The move came just two days after the U.S. Food and Drug Administration granted Emergency Use Authorization for the booster.

The Defender reports: Eleven members of the Advisory Committee on Immunization Practices (ACIP) voted in favor of the booster shot.

Dr. Helen Keipp Talbot, associate professor of medicine and health policy at Vanderbilt University, Nashville, Tennessee, voted against endorsing the shots. Dr. Kevin A. Ault, with the department of obstetrics and gynecology, University of Kansas School of Medicine, Kansas City, Kansas, abstained.

The ACIP’s recommendation came two days after the U.S. Food and Drug Administration (FDA) granted Pfizer’s request for Emergency Use Authorization (EUA) of a single booster dose for this age group, saying the third shot should be administered at least five months after completion of a primary series with the Pfizer-BioNTech COVID-19 vaccine.

CDC Director Dr. Rochelle Walensky is expected to sign off on today’s ACIP committee recommendation, clearing the way for healthcare workers to begin administering the shots.

During today’s meeting, Pfizer presented data from a small group of 30 children ages 5 to 11 showing that a third dose boosted infection-blocking antibody levels against Omicron 22-fold one month after administration compared to two doses, CNBC reported.

Dr. Charu Sabharwal, Pfizer’s director of vaccine clinical research, said the increased antibody levels should confer real-world protection against the Omicron variant, though the company did not present efficacy data during Thursday’s meeting.

However, as The Defender reported, antibody levels alone are not indicative of immune protection. When it comes to COVID-19, T-cell and natural killer cell responses are the crucial part of immune protection.

The FDA asserts the presence of SARS-COV-2 antibodies is not necessarily indicative of immune protection from COVID-19.

Moreover, the FDA’s Vaccine and Related Biological Product Advisory Committee last month reached a consensus that antibody levels cannot be used as a correlate for vaccine effectiveness.

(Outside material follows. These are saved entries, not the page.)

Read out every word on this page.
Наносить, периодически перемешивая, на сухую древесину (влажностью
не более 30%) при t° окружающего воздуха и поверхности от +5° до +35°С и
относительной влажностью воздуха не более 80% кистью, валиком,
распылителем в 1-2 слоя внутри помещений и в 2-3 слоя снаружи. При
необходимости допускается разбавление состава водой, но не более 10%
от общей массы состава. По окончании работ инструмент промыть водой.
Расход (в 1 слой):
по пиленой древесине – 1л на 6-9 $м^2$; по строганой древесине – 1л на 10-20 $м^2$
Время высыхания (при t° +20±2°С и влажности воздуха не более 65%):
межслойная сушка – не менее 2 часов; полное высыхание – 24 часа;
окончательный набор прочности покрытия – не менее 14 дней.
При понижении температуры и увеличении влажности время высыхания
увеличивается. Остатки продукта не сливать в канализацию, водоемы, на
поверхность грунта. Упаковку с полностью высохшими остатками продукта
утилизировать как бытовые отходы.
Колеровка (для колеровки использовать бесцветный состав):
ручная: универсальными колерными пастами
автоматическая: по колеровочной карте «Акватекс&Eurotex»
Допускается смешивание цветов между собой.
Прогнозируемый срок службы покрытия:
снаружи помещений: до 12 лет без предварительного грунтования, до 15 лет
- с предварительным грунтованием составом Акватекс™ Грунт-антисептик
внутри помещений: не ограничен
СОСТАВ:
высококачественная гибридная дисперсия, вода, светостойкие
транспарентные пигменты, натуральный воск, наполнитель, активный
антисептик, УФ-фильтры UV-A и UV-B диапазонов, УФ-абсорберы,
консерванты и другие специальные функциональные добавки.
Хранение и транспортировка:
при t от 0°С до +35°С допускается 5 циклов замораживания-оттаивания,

Nevertheless, the FDA used immunobridging as a means to justify authorization of the Pfizer primary series vaccine to children ages 5 to 11, as explained in The Defender here and here.

The FDA and CDC this week used the same data to support authorization of boosters for children this age.

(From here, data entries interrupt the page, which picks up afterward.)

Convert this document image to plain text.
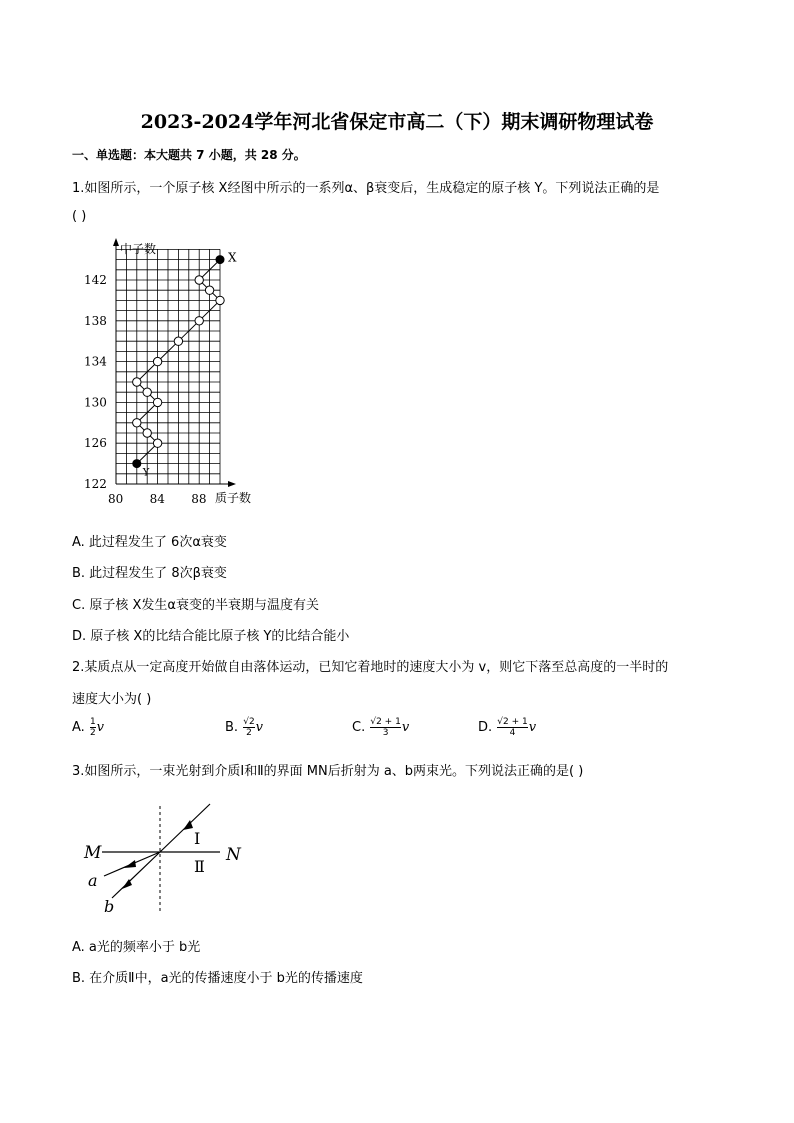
2023-2024学年河北省保定市高二（下）期末调研物理试卷
一、单选题：本大题共 7 小题，共 28 分。
1.如图所示，一个原子核 X经图中所示的一系列α、β衰变后，生成稳定的原子核 Y。下列说法正确的是
( )
中子数
质子数
142
138
134
130
126
122
80 84 88
X
Y
A. 此过程发生了 6次α衰变
B. 此过程发生了 8次β衰变
C. 原子核 X发生α衰变的半衰期与温度有关
D. 原子核 X的比结合能比原子核 Y的比结合能小
2.某质点从一定高度开始做自由落体运动，已知它着地时的速度大小为 v，则它下落至总高度的一半时的
速度大小为( )
A. $\frac{1}{2}$ v	B. $\frac{√2}{2}$ v	C. $\frac{√2 + 1}{3}$ v	D. $\frac{√2 + 1}{4}$ v
3.如图所示，一束光射到介质Ⅰ和Ⅱ的界面 MN后折射为 a、b两束光。下列说法正确的是( )
M	N
Ⅰ
Ⅱ
a
b
A. a光的频率小于 b光
B. 在介质Ⅱ中，a光的传播速度小于 b光的传播速度
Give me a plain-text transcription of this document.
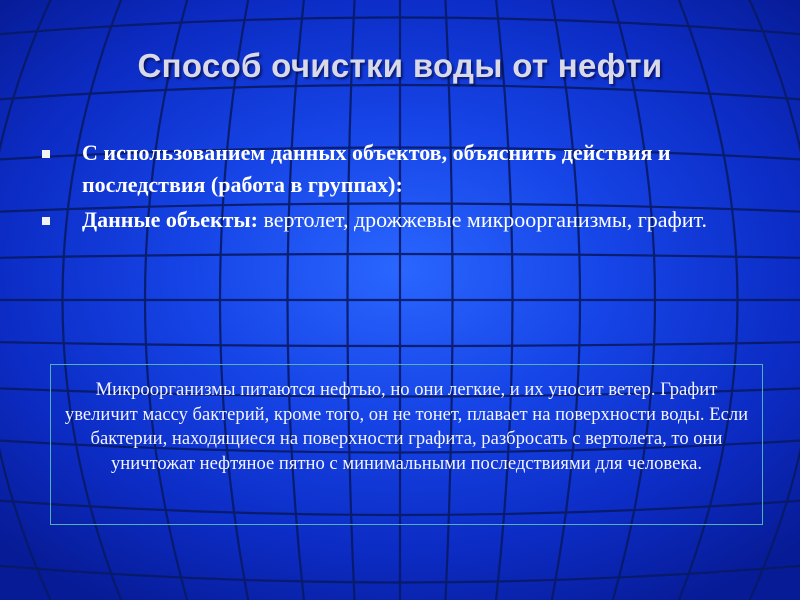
Способ очистки воды от нефти
С использованием данных объектов, объяснить действия и последствия (работа в группах):
Данные объекты: вертолет, дрожжевые микроорганизмы, графит.
Микроорганизмы питаются нефтью, но они легкие, и их уносит ветер. Графит увеличит массу бактерий, кроме того, он не тонет, плавает на поверхности воды. Если бактерии, находящиеся на поверхности графита, разбросать с вертолета, то они уничтожат нефтяное пятно с минимальными последствиями для человека.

The FDA’s authorization of the boosters earlier this week came despite data showing higher infection rates among fully vaccinated children in the 5-to-11 age group compared to unvaccinated children, no studies testing the efficacy of the vaccine against the current dominant BA.2 COVID-19 variant and two new studies showing that for vaccinated people who get Omicron, the infection provides better protection against future infections than a second booster dose.